Saturday, August 10, 2024

The Saturday Morning Post (No. 60)



A Victorian Era Mystery this week, suggested by one of my Beta readers. It's a free book on Smashwords, so the price was right to give it a try. I read this book and wrote this review awhile ago, however, it got lost in the growing backlog of my written reviews, and thus it is posted out of my reading order. (I'm currently have The Saturday Morning Post No. 70 written.)

My reviewer criteria. I like light, entertaining novels. I like smaller scale stories rather than epics. I like character focused novels featuring pleasant characters, with a minimum number of unpleasant ones. I greatly value clever and witty writing. I like first person, or close third person narratives. I dislike a lot of "head jumping" between POVs and flashbacks. I want a story, not a puzzle. While I am not opposed to violence, I dislike gore for the sake of gore. I find long and elaborate fight, action, and battle sequences tedious. Plot holes and things that happen for the convenience of the author annoy me. And I fear I'm a born critic in that I don't mind pointing out what I don't like in a story. However, I lay no claim to be the final arbitrator of style and taste, you need to decide for yourself what you like or dislike in a book.

Your opinions are always welcome. Comment below.


Gooseberry by Michael Gallagher  C

Gooseberry is the first book in the Send for Octavius Guy Series, comprising four books. It features the 14 year old title character Octavius "Gooseberry" Guy as a former pickpocket now an attorney's errand boy/detective. The character was a minor character in Wilkie Collin's Victorian story The Moonstone, along with some other characters from that story. The story is set in 1850's London.

The plot concerns an attack by a street gang of children, and a mysterious photograph that is found in the purse of one of the victims of the attack after they get home. What follows is a long and convoluted plot that I'll not even try to summarize. 

The story was first written as a weekly serial posted on Goodreads in 2014. It was written as a serial in the spirit of how The Moonstone and other novels of the period were published. It shows. I say that because I found the plot to be rather meandering, unfocused. Mr Gallagher says that he was inventing, and writing it, as he went along, and that shows. It's not incoherent, or anything like that, it's just that it rambles along from one little mystery solved to the next little mystery, without a sense of an over arching structure to the story. At least I felt that way, and as a result, I found myself forcing myself to pick up the story again, and again. I never quite got into it.

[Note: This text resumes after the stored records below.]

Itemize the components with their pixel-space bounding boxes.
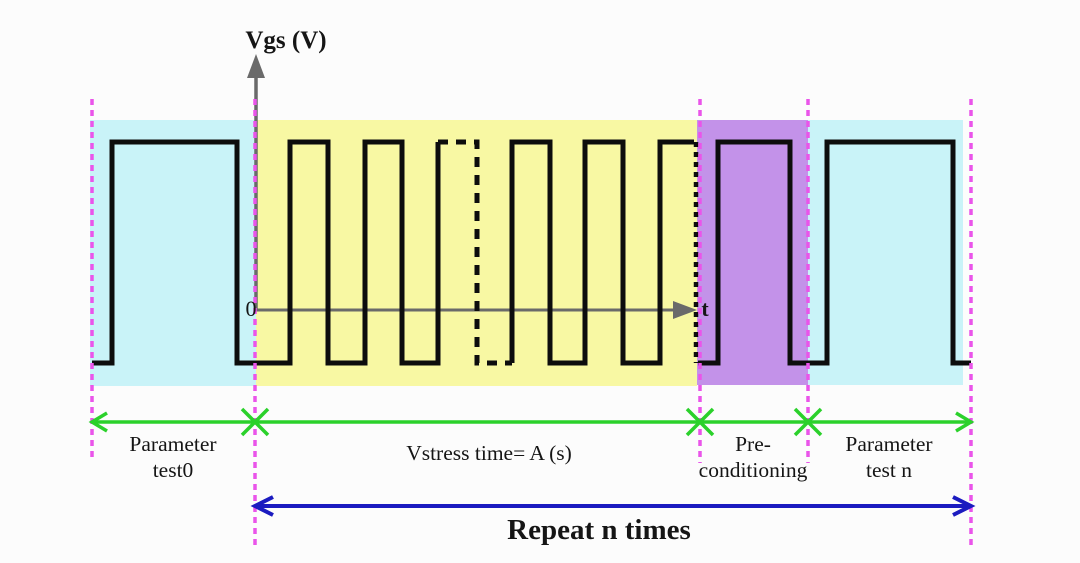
waveform-solid-middle xyxy=(509,139,694,366)
x-axis-label: t xyxy=(701,296,709,321)
t-axis-arrowhead-icon xyxy=(673,301,697,319)
phase-label-line: conditioning xyxy=(698,458,808,482)
waveform-solid-left xyxy=(92,139,441,366)
region-parameter-testn xyxy=(808,120,963,385)
region-parameter-test0 xyxy=(90,120,256,386)
arrowhead-left-icon xyxy=(88,411,108,433)
repeat-arrowhead-right-icon xyxy=(952,495,976,517)
phase-label-preconditioning: Pre- conditioning xyxy=(699,431,808,483)
phase-label-vstress: Vstress time= A (s) xyxy=(406,440,572,466)
arrowhead-right-icon xyxy=(955,411,975,433)
phase-label-line: test n xyxy=(866,458,912,482)
phase-label-parameter-test0: Parameter test0 xyxy=(129,431,216,483)
phase-label-parameter-testn: Parameter test n xyxy=(845,431,932,483)
phase-label-line: test0 xyxy=(152,458,194,482)
origin-label: 0 xyxy=(245,296,257,321)
repeat-span-arrow xyxy=(250,495,976,517)
waveform-dashed-pulse xyxy=(438,139,512,366)
y-axis-label: Vgs (V) xyxy=(245,27,327,54)
y-axis-arrowhead-icon xyxy=(247,54,265,78)
phase-label-line: Parameter xyxy=(129,432,217,456)
phase-label-line: Pre- xyxy=(735,432,771,456)
repeat-n-times-label: Repeat n times xyxy=(507,514,691,546)
phase-span-arrow xyxy=(88,407,975,437)
phase-label-line: Vstress time= A (s) xyxy=(406,441,572,465)
repeat-arrowhead-left-icon xyxy=(250,495,274,517)
phase-label-line: Parameter xyxy=(845,432,933,456)
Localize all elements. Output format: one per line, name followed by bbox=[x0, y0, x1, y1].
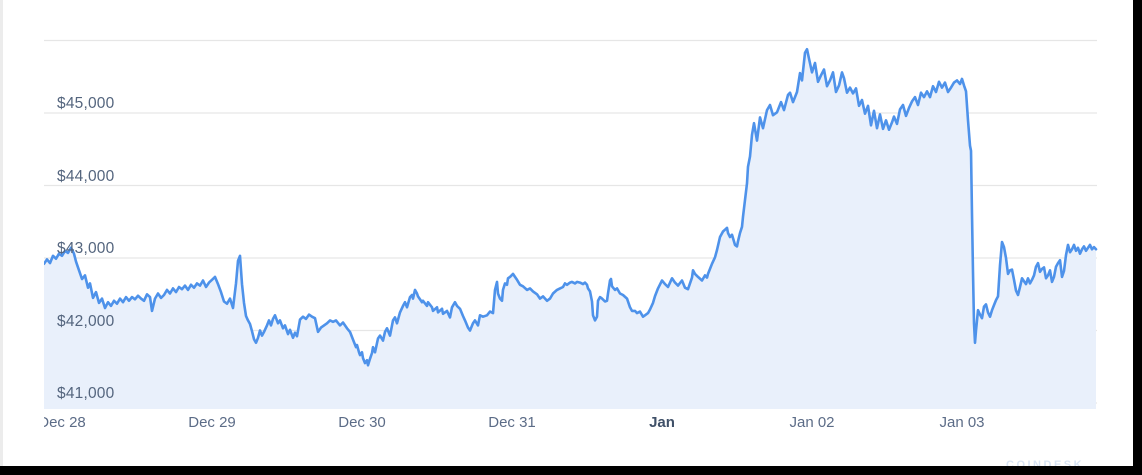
x-axis-label-dec-31: Dec 31 bbox=[488, 414, 536, 431]
x-axis-labels: Dec 28 Dec 29 Dec 30 Dec 31 Jan Jan 02 Jan 03 bbox=[44, 412, 1097, 438]
x-axis-label-jan-03: Jan 03 bbox=[939, 414, 985, 431]
frame-border-bottom bbox=[0, 466, 1142, 475]
x-axis-label-dec-29: Dec 29 bbox=[188, 414, 236, 431]
x-axis-label-dec-30: Dec 30 bbox=[338, 414, 386, 431]
x-axis-label-dec-28: Dec 28 bbox=[44, 414, 86, 431]
x-axis-label-jan-02: Jan 02 bbox=[789, 414, 835, 431]
area-fill bbox=[44, 49, 1096, 409]
y-axis-label-41000: $41,000 bbox=[57, 385, 115, 402]
y-axis-label-45000: $45,000 bbox=[57, 95, 115, 112]
x-axis-label-jan: Jan bbox=[649, 414, 675, 431]
y-axis-label-42000: $42,000 bbox=[57, 313, 115, 330]
price-line[interactable] bbox=[44, 47, 1098, 367]
y-axis-label-44000: $44,000 bbox=[57, 168, 115, 185]
left-edge-strip bbox=[0, 0, 3, 475]
frame-border-right bbox=[1133, 0, 1142, 475]
y-axis-label-43000: $43,000 bbox=[57, 240, 115, 257]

I think this story also illustrated the difference between an old story written as a contemporary tale, and a contemporary written story of the past. Take the Sherlock Holmes stories which were written in a contemporary setting. Doyle felt  no need to explain the Victorian world to the readers. And yet, somehow, readers a hundred plus years later can still follow and enjoy them without getting lost. (Though, of course, you can buy all sorts of books that fill out that world, if you care to.) On the other hand, you have this story, or for that matter, that other Victorian mystery I read a while back, where the authors see a need to explain just about everything about 1850 London to the modern reader. The author here does a pretty good job of inserting all his research into the story - it is a first person narrative, so you have the narrator explaining perhaps things that may be unfamiliar to modern readers, as they become relevant, unlike that other book where the author just shoved in incidental information and history lessons into the narrative willy-nilly. In both cases, I feel that all this information detracts rather than enhances the authenticity of the place and time. Authors should, by all means, avoid the use of modern terms and language and use the historically correct terms and phrases. Give the readers credit for figuring things out by themselves by context or experience in other books. 

So those are my two main criticisms - the story seemed unfocused for a mystery, and it lacked, for me, a sense of authenticity. However, the final straw for me was the fact that the ending was, well, just too far over the top - too unbelievable in that it included the unbelievable appearance of a major historical character. That, and the fact that it had an epilogue that just dragged on and on. I ended up skipping the entire epilogue. By that time I didn't care about the story any more.

All in all, not a bad story, just not one for me. You might like it, and its sequels. They're free ebooks in 2024 on Smashwords, so it costs you nothing to give them a try. And remember I'm only offering my opinion. And even with my complaints, I've given the book an average score, this, despite the cover's ugly green color and dopy typeface for the title.